Whipping Boy and It’s Kind of a Funny Story Musical Adaptations In the Works | Playbill

News Whipping Boy and It’s Kind of a Funny Story Musical Adaptations In the Works Alex Brightman and Drew Gasparini are collaborating on the projects.
Alex Brightman

School of Rock star Alex Brightman and songwriter Drew Gasparini, whose one-man show about the life of Double Dare host Marc Summers recently premiered in Indiana, are at work on two musical adaptations, one of the 2010 film It’s Kind of a Funny Story and the other of the 1987 children’s book The Whipping Boy.

Brightman and Gasparini told Playbill.com that they have signed a deal with Universal Studios, a distributor on It’s Kind of a Funny Story, to develop the film for the stage.

The story, billed by the duo as “a comedy about depression,” focuses on “a 16-year-old kid who is battling with his emotional turmoil,” Gasparini explains. “He’s very depressed, and he can’t really funnel that energy into something, so he seeks therapy. He becomes suicidal, and he commits himself into a psych ward at a hospital.”

Music and lyrics are by Gasparini with a book by Brightman. The two plan to stage a full reading of the musical before November.

The Whipping Boy is based on the novel by Sid Fleischman about a boy who is taken in by a royal family—but is punished whenever the family’s young prince misbehaves. The show is planned to have a full reading in August. Gasparini is writing music and lyrics, and Brightman is writing book and lyrics on the project.

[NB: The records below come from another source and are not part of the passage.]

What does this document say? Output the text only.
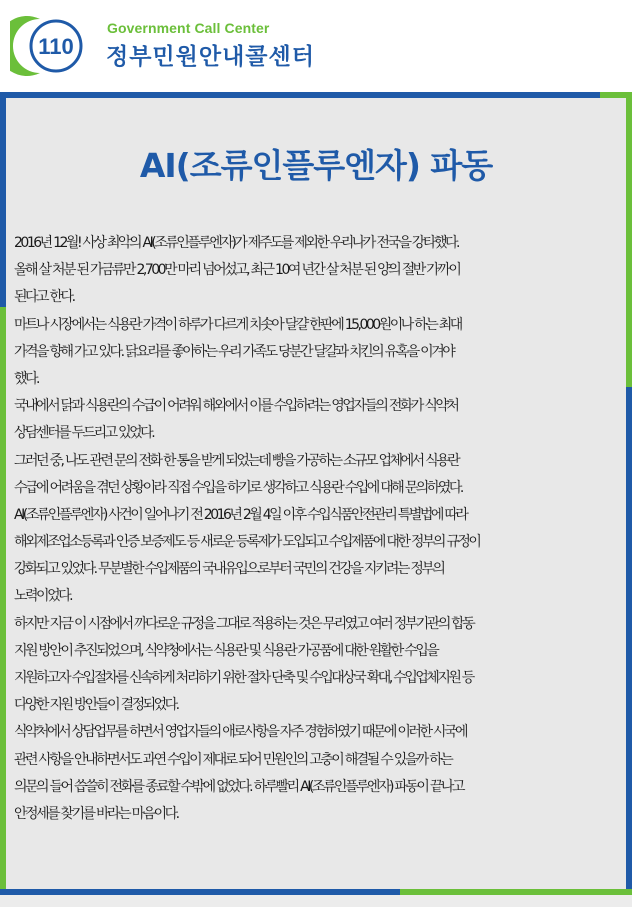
110
Government Call Center
정부민원안내콜센터
AI(조류인플루엔자) 파동

2016년 12월! 사상 최악의 AI(조류인플루엔자)가 제주도를 제외한 우리나가 전국을 강타했다.

올해 살 처분 된 가금류만 2,700만 마리 넘어섰고, 최근 10여 년간 살 처분 된 양의 절반 가까이

된다고 한다.

마트나 시장에서는 식용란 가격이 하루가 다르게 치솟아 달걀 한판에 15,000원이나 하는 최대

가격을 향해 가고 있다. 닭요리를 좋아하는 우리 가족도 당분간 달걀과 치킨의 유혹을 이겨야

했다.

국내에서 닭과 식용란의 수급이 어려워 해외에서 이를 수입하려는 영업자들의 전화가 식약처

상담센터를 두드리고 있었다.

그러던 중, 나도 관련 문의 전화 한 통을 받게 되었는데 빵을 가공하는 소규모 업체에서 식용란

수급에 어려움을 겪던 상황이라 직접 수입을 하기로 생각하고 식용란 수입에 대해 문의하였다.

AI(조류인플루엔자) 사건이 일어나기 전 2016년 2월 4일 이후 수입식품안전관리 특별법에 따라

해외제조업소등록과 인증 보증제도 등 새로운 등록제가 도입되고 수입제품에 대한 정부의 규정이

강화되고 있었다. 무분별한 수입제품의 국내유입으로부터 국민의 건강을 지키려는 정부의

노력이었다.

하지만 지금 이 시점에서 까다로운 규정을 그대로 적용하는 것은 무리였고 여러 정부기관의 합동

지원 방안이 추진되었으며, 식약청에서는 식용란 및 식용란 가공품에 대한 원활한 수입을

지원하고자 수입절차를 신속하게 처리하기 위한 절차 단축 및 수입대상국 확대, 수입업체지원 등

다양한 지원 방안들이 결정되었다.

식약처에서 상담업무를 하면서 영업자들의 애로사항을 자주 경험하였기 때문에 이러한 시국에

관련 사항을 안내하면서도 과연 수입이 제대로 되어 민원인의 고충이 해결될 수 있을까 하는

의문의 들어 씁쓸히 전화를 종료할 수밖에 없었다. 하루빨리 AI(조류인플루엔자) 파동이 끝나고

안정세를 찾기를 바라는 마음이다.
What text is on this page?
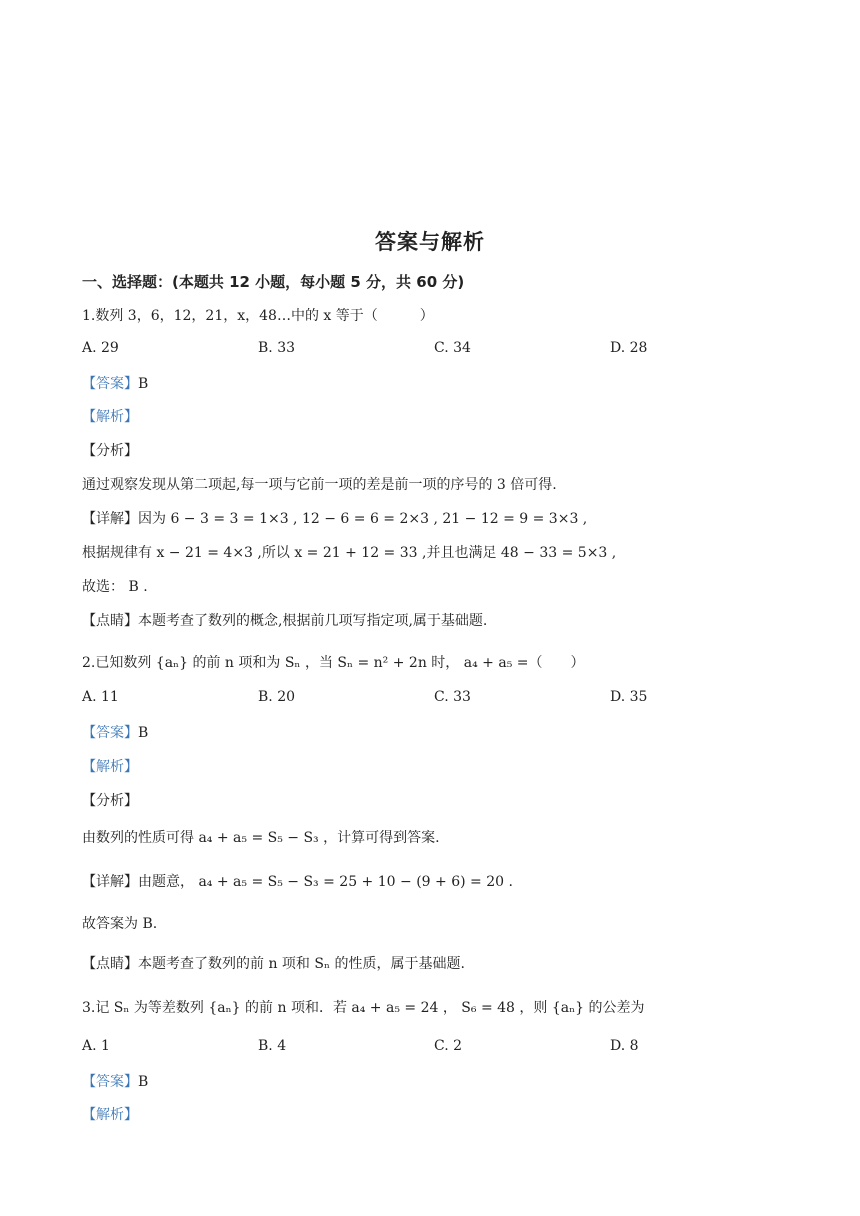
答案与解析
一、选择题：(本题共 12 小题，每小题 5 分，共 60 分)
1.数列 3，6，12，21，x，48…中的 x 等于（　　　）
A. 29	B. 33	C. 34	D. 28
【答案】B
【解析】
【分析】
通过观察发现从第二项起,每一项与它前一项的差是前一项的序号的 3 倍可得.
【详解】因为 6 − 3 = 3 = 1×3 , 12 − 6 = 6 = 2×3 , 21 − 12 = 9 = 3×3 ,
根据规律有 x − 21 = 4×3 ,所以 x = 21 + 12 = 33 ,并且也满足 48 − 33 = 5×3 ,
故选： B .
【点睛】本题考查了数列的概念,根据前几项写指定项,属于基础题.
2.已知数列 {aₙ} 的前 n 项和为 Sₙ ，当 Sₙ = n² + 2n 时， a₄ + a₅ =（　　）
A. 11	B. 20	C. 33	D. 35
【答案】B
【解析】
【分析】
由数列的性质可得 a₄ + a₅ = S₅ − S₃ ，计算可得到答案.
【详解】由题意， a₄ + a₅ = S₅ − S₃ = 25 + 10 − (9 + 6) = 20 .
故答案为 B.
【点睛】本题考查了数列的前 n 项和 Sₙ 的性质，属于基础题.
3.记 Sₙ 为等差数列 {aₙ} 的前 n 项和．若 a₄ + a₅ = 24 ， S₆ = 48 ，则 {aₙ} 的公差为
A. 1	B. 4	C. 2	D. 8
【答案】B
【解析】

According to the writing team, The Whipping Boy lives in a fantastical, whimsical world, and (in the style of Wicked) they are creating words and phrases to fit within its setting.

Brightman and Gasparini have also collaborated on Make Me Bad, a musical thriller that continues development and was previously seen as part of Pace New Musicals and the Bloomington Playwrights Project.